Di fatto, per questi soggetti – che pagano il grosso dell’Irpef – i bonus casa nelle ultime dichiarazioni hanno alleviato il peso dell’imposta di 1-2 punti in termini di aliquota effettiva media, contando anche l’ecobonus. Sembra poco, ma l’effetto per i singoli beneficiari può essere anche di diverse migliaia di euro.
Di quanto e per chi si ridurrà il risparmio fiscale lo si vedrà da giovedì 14 maggio, quando sarà possibile modificare e inviare il modello 730 precompilato. In quel momento molti proprietari di immobili i toccheranno con mano l’effetto – diretto o indiretto – dei tagli varati dai vari Governi per contenere la spesa pubblica gravata dal superbonus.
I fattori «taglia bonus»
Ci sono quattro fattori che possono in concreto ridurre le agevolazioni a livello individuale e aggregato.
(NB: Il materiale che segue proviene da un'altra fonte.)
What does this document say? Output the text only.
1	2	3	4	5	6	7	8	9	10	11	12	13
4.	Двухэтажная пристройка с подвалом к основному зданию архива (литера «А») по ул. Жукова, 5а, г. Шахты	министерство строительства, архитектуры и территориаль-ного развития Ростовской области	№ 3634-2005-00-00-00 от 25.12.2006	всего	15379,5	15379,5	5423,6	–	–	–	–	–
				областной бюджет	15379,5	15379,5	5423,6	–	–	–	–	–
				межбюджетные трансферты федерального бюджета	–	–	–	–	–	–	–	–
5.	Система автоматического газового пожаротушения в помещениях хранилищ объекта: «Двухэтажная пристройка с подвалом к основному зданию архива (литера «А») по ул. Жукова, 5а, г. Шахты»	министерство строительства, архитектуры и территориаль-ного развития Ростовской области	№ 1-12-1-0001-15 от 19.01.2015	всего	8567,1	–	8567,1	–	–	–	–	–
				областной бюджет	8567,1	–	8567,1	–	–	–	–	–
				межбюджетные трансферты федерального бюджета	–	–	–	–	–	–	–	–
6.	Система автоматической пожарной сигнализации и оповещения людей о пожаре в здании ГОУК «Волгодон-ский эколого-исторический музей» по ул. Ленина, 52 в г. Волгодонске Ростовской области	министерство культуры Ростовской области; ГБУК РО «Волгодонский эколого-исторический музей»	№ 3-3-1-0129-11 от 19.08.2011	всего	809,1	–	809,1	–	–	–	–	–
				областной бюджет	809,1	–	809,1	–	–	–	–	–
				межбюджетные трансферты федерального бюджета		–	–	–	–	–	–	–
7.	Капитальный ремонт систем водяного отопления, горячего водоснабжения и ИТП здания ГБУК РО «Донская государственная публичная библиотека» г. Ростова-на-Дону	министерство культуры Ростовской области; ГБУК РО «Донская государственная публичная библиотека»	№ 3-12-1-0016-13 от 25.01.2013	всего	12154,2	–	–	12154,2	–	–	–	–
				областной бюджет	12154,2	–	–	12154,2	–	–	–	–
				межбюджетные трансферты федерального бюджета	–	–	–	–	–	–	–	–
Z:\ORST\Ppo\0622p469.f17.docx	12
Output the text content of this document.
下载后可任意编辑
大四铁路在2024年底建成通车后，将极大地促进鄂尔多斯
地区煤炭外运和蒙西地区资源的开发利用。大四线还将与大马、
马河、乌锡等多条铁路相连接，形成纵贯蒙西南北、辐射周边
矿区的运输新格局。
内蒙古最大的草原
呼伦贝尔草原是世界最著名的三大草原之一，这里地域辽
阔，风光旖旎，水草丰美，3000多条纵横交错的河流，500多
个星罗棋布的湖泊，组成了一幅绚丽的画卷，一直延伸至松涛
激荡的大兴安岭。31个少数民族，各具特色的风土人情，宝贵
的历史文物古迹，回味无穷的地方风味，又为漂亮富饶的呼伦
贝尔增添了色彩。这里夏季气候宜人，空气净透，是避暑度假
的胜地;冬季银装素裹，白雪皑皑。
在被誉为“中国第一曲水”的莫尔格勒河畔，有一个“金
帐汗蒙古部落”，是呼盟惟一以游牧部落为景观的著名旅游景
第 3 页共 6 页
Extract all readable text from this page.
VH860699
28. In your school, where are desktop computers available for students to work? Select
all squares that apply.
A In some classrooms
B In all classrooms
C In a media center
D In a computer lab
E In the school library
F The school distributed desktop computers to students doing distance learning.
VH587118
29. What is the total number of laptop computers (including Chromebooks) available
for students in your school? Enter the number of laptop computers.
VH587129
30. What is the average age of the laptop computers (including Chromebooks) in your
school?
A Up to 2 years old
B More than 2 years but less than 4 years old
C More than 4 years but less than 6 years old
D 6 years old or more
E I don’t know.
Il primo fattore è la naturale scadenza delle vecchie agevolazioni. Coloro che hanno svolto i lavori in anni recenti scegliendo la via della detrazione (anziché la cessione o lo sconto in fattura) non rischiano nulla; anzi, si sono trovati la rata di spesa detraibile già “ricopiata” nel modello 730 messo online lo scorso 30 aprile dalle Entrate. Ma chi ha eseguito gli interventi agevolati nel 2015 ha scaricato nel 2025 l’ultima rata e da quest’anno vedrà smagrito o azzerato il rimborso in busta paga (a meno che non abbia ristrutturato nel frattempo un’altra casa).